Отец милосердия, обитающий в высотах, по великой милости Своей пусть с состраданием вспомнит Он благочестивых, прямодушных и непорочных — все общины святых, отдавших свои жизни во имя освящения Имени Его. Будет судить Он народы за великое множество убитых ими, покарает правителей могущественных государств, которые гордятся тем, что пьют из реки изобилия, протекающей по их земле.

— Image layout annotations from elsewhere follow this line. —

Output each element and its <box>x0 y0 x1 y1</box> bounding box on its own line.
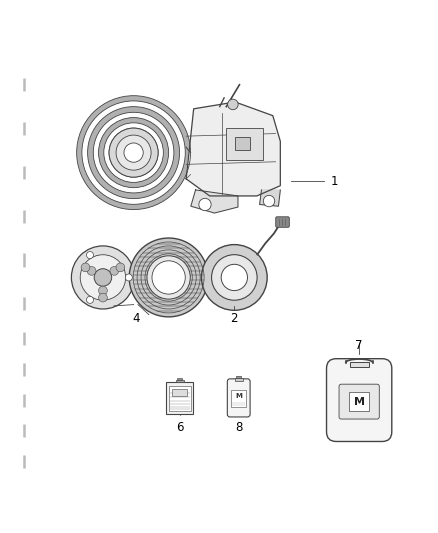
Text: 7: 7 <box>355 339 363 352</box>
FancyBboxPatch shape <box>339 384 379 419</box>
Circle shape <box>263 196 275 207</box>
Bar <box>169 386 191 411</box>
Circle shape <box>110 266 119 275</box>
Circle shape <box>201 245 267 310</box>
Circle shape <box>80 255 126 300</box>
Text: M: M <box>235 393 242 399</box>
Circle shape <box>81 263 90 272</box>
Circle shape <box>212 255 257 300</box>
Bar <box>350 362 369 367</box>
Circle shape <box>99 286 107 295</box>
Wedge shape <box>88 107 180 199</box>
FancyBboxPatch shape <box>227 379 250 417</box>
Wedge shape <box>77 96 191 209</box>
Circle shape <box>86 252 93 259</box>
Text: 6: 6 <box>176 421 184 434</box>
Text: 2: 2 <box>230 312 238 326</box>
Text: 1: 1 <box>331 175 338 188</box>
Circle shape <box>116 263 125 272</box>
FancyBboxPatch shape <box>276 217 290 227</box>
Text: 8: 8 <box>235 421 242 434</box>
Circle shape <box>228 99 238 110</box>
Circle shape <box>152 261 185 294</box>
Bar <box>235 378 243 382</box>
Circle shape <box>87 266 96 275</box>
FancyBboxPatch shape <box>166 382 193 414</box>
Circle shape <box>147 256 190 299</box>
Bar <box>235 138 250 150</box>
Circle shape <box>71 246 134 309</box>
Circle shape <box>129 238 208 317</box>
Bar <box>231 390 246 407</box>
Wedge shape <box>99 118 169 188</box>
Circle shape <box>199 198 211 211</box>
Polygon shape <box>260 190 280 206</box>
Bar <box>176 379 184 382</box>
Polygon shape <box>191 190 238 213</box>
Polygon shape <box>186 102 280 196</box>
FancyBboxPatch shape <box>326 359 392 441</box>
Circle shape <box>125 274 132 281</box>
Bar <box>172 389 187 396</box>
Bar <box>177 378 182 379</box>
Circle shape <box>99 293 107 302</box>
Bar <box>226 127 263 160</box>
Bar <box>349 392 369 411</box>
Circle shape <box>116 135 151 170</box>
Circle shape <box>124 143 143 162</box>
Circle shape <box>221 264 247 290</box>
Text: M: M <box>353 397 365 407</box>
Circle shape <box>109 128 158 177</box>
Bar <box>236 376 241 378</box>
Text: 4: 4 <box>132 312 140 326</box>
Circle shape <box>94 269 112 286</box>
Circle shape <box>86 296 93 303</box>
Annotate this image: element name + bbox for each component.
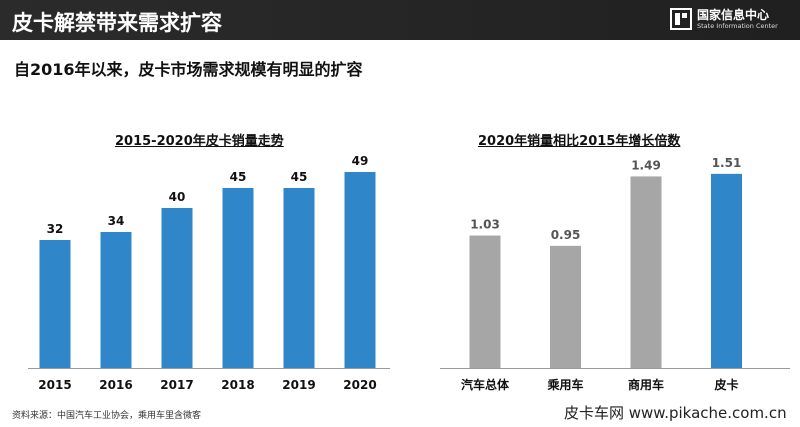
- value-label-汽车总体: 1.03: [470, 218, 500, 232]
- right-chart-title: 2020年销量相比2015年增长倍数: [478, 134, 681, 149]
- value-label-2016: 34: [108, 214, 125, 228]
- bar-2020: [344, 172, 376, 368]
- bar-2017: [161, 208, 193, 368]
- bar-2016: [100, 232, 132, 368]
- value-label-2017: 40: [169, 190, 186, 204]
- x-tick-2018: 2018: [221, 378, 254, 392]
- logo-name: 国家信息中心: [697, 8, 770, 22]
- x-tick-2017: 2017: [160, 378, 193, 392]
- bar-2018: [222, 188, 254, 368]
- value-label-皮卡: 1.51: [712, 156, 742, 170]
- value-label-2020: 49: [352, 154, 369, 168]
- header-bar: 皮卡解禁带来需求扩容 国家信息中心 State Information Cent…: [0, 0, 800, 40]
- data-source-note: 资料来源：中国汽车工业协会，乘用车里含微客: [12, 411, 202, 421]
- x-tick-汽车总体: 汽车总体: [461, 377, 510, 392]
- value-label-商用车: 1.49: [631, 158, 661, 172]
- x-tick-乘用车: 乘用车: [546, 377, 583, 392]
- value-label-2018: 45: [230, 170, 247, 184]
- bar-2019: [283, 188, 315, 368]
- state-information-center-icon: [670, 8, 692, 30]
- value-label-2019: 45: [291, 170, 308, 184]
- value-label-乘用车: 0.95: [551, 228, 581, 242]
- logo-subtitle: State Information Center: [697, 22, 778, 30]
- x-tick-2020: 2020: [343, 378, 376, 392]
- bar-皮卡: [711, 173, 742, 368]
- x-tick-2019: 2019: [282, 378, 315, 392]
- logo: 国家信息中心 State Information Center: [670, 6, 790, 34]
- watermark: 皮卡车网 www.pikache.com.cn: [560, 402, 791, 423]
- bar-汽车总体: [469, 235, 501, 368]
- x-tick-2016: 2016: [99, 378, 132, 392]
- bar-乘用车: [550, 245, 581, 368]
- bar-商用车: [630, 176, 662, 368]
- x-tick-皮卡: 皮卡: [713, 377, 738, 392]
- left-chart-title: 2015-2020年皮卡销量走势: [115, 134, 284, 149]
- value-label-2015: 32: [47, 222, 64, 236]
- slide-subtitle: 自2016年以来，皮卡市场需求规模有明显的扩容: [14, 60, 363, 79]
- bar-2015: [39, 240, 71, 368]
- page-title: 皮卡解禁带来需求扩容: [12, 11, 222, 35]
- x-tick-商用车: 商用车: [628, 377, 664, 392]
- x-tick-2015: 2015: [38, 378, 71, 392]
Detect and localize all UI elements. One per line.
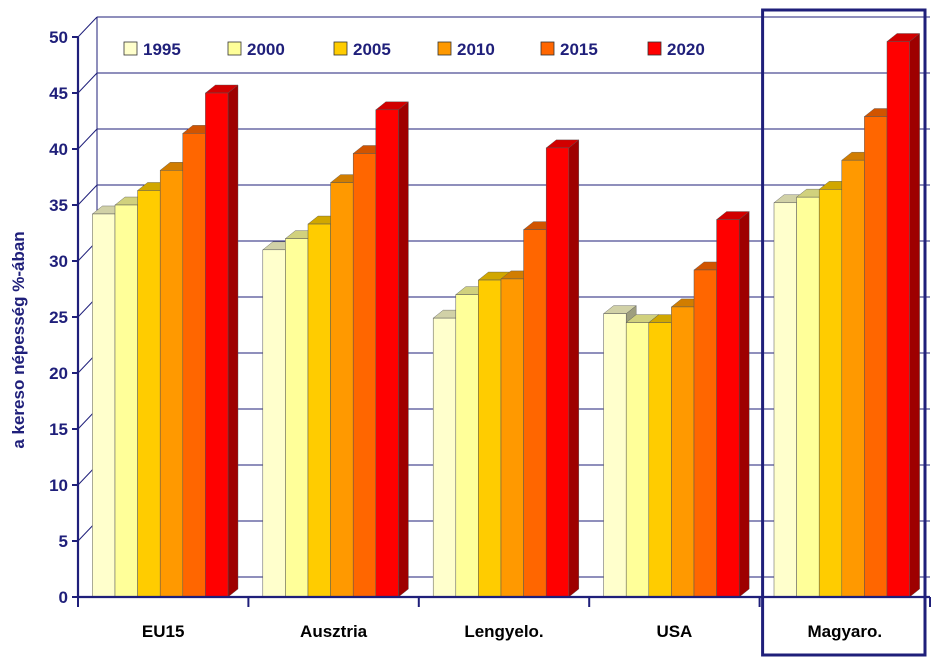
y-tick-label: 20 (49, 364, 68, 383)
y-tick-label: 10 (49, 476, 68, 495)
y-tick-label: 25 (49, 308, 68, 327)
bar-Ausztria-2005 (307, 223, 331, 598)
y-tick-label: 35 (49, 196, 68, 215)
bar-Magyaro.-1995 (773, 202, 797, 598)
bar-EU15-2015 (182, 133, 206, 598)
bar-Magyaro.-2010 (841, 159, 865, 598)
x-tick-label: Lengyelo. (464, 622, 543, 641)
x-tick-label: USA (656, 622, 692, 641)
bar-Magyaro.-2015 (864, 116, 888, 598)
bar-Lengyelo.-2005 (478, 279, 502, 598)
bar-EU15-1995 (92, 213, 116, 598)
bar-EU15-2020 (205, 92, 229, 598)
bar-Magyaro.-2020 (886, 41, 910, 598)
bar-USA-2015 (693, 269, 717, 598)
y-tick-label: 15 (49, 420, 68, 439)
y-tick-label: 0 (59, 588, 68, 607)
bar-side (398, 101, 409, 598)
bar-side (739, 211, 750, 598)
axes-layer: 0 5 10 15 20 25 30 35 40 45 50 EU15 Ausztria Lengyelo… (49, 28, 931, 641)
bar-Ausztria-2020 (375, 109, 399, 598)
bar-Ausztria-2010 (330, 182, 354, 598)
legend-label: 2020 (667, 40, 705, 59)
bar-USA-2010 (671, 306, 695, 598)
bar-Ausztria-1995 (262, 249, 286, 598)
bar-Lengyelo.-2010 (500, 278, 524, 598)
bar-USA-2005 (648, 322, 672, 598)
bar-side (568, 139, 579, 598)
y-tick-label: 50 (49, 28, 68, 47)
bar-USA-1995 (603, 313, 627, 598)
bar-side (227, 84, 239, 598)
legend-swatch (647, 41, 662, 56)
legend-swatch (227, 41, 242, 56)
legend-swatch (437, 41, 452, 56)
bar-Lengyelo.-2015 (523, 229, 547, 598)
legend-label: 2005 (353, 40, 391, 59)
bar-Lengyelo.-2020 (545, 147, 570, 598)
bar-EU15-2000 (114, 204, 138, 598)
bar-Ausztria-2000 (285, 238, 309, 598)
legend-swatch (123, 41, 138, 56)
y-axis-label: a kereso népesség %-ában (9, 231, 28, 448)
x-tick-label: Magyaro. (807, 622, 882, 641)
legend-swatch (540, 41, 555, 56)
bars-layer (91, 33, 921, 598)
x-tick-label: EU15 (142, 622, 185, 641)
y-tick-label: 30 (49, 252, 68, 271)
y-tick-label: 40 (49, 140, 68, 159)
y-tick-label: 45 (49, 84, 68, 103)
highlight-box (761, 8, 927, 657)
legend-label: 2010 (457, 40, 495, 59)
bar-USA-2000 (625, 322, 650, 598)
bar-Magyaro.-2000 (796, 196, 820, 598)
depth-line (77, 184, 98, 206)
bar-Ausztria-2015 (352, 153, 377, 598)
legend-swatch (333, 41, 348, 56)
x-tick-label: Ausztria (300, 622, 368, 641)
bar-side (909, 33, 920, 598)
legend-label: 2000 (247, 40, 285, 59)
bar-USA-2020 (716, 219, 740, 598)
bar-Lengyelo.-2000 (455, 294, 479, 598)
depth-line (77, 72, 98, 94)
depth-line (77, 16, 98, 38)
legend-label: 2015 (560, 40, 598, 59)
legend: 1995 2000 2005 2010 2015 2020 (123, 40, 705, 59)
bar-Magyaro.-2005 (818, 189, 843, 598)
bar-EU15-2005 (137, 190, 161, 598)
depth-line (77, 128, 98, 150)
legend-label: 1995 (143, 40, 181, 59)
bar-EU15-2010 (159, 170, 184, 598)
bar-Lengyelo.-1995 (432, 317, 457, 598)
y-tick-label: 5 (59, 532, 68, 551)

            Когда-то Габриэль так же молился за своё спасение. И Бог его спас, но не спас никого из его близких. И с каждым годом мужчина убеждался, что лучше бы убили и его.             — Молишься своему Богу? — рассмеялся Габриэль и подошёл к еврею с наставленным на его голову дулом пистолета, толкая пленника обратно в кресло. — Что-то он тебя совсем не любит, раз ты попал сюда, ко мне, — повторный щелчок наручников. Впрочем, Габриэль давно перестал нравиться и своему Создателю.             Несколько тонких электрических жгутов оказались в руке Габриэля, и он наклонился к лихорадочно вдыхающему воздух еврею, цепляя на головку члена и яйца электроды.             — Я больше ничего не буду спрашивать у тебя. Ты сам сделал свой выбор, и я хочу сказать, что уважаю тебя, как достойного противника, — Габриэль прошёл к маленькой электрической коробке, присаживаясь на табурет. — Чёрт, ты молчал целую неделю и даже сейчас молчишь! — воскликнул он, махнув рукой на еврея. — Но ты опасен для моего народа и поэтому я должен убить тебя.             Еврей коротко всхлипнул, отвернув голову от лица немца, отчаянно шепча дрожащими губами:             — Опаснее меня может быть только чёрная чума, что нависла над всей Европой! И вы, герр полковник, являетесь её частью, вам не скрыться от возмездия, что рухнет на ваши головы, — беспомощный стон, — моя Мирьям, моя милая Мирьям!             Да, Габриэль часто думал об этом. Ничто не может обелить убийство невинных, и мужчина ждал, когда придёт его время. Однако, как оказалось, он стал не нужен ни Чёрту, ни Богу.             Пора проводить еврея.             Пальцы покрутили колесо на пульте управления, выставляя сразу «220 Volt». Всего три секунды и страдания завершатся. Еврей даже не успел открыть рот, только непроизвольно выгнулся животом вперёд, выпучив пустые глазницы, а затем осел, будто без единой кости, склонившись безвольным телом. Сломанная кукла.             Он убил его. Как и убивал ранее.             Так чем же он отличается?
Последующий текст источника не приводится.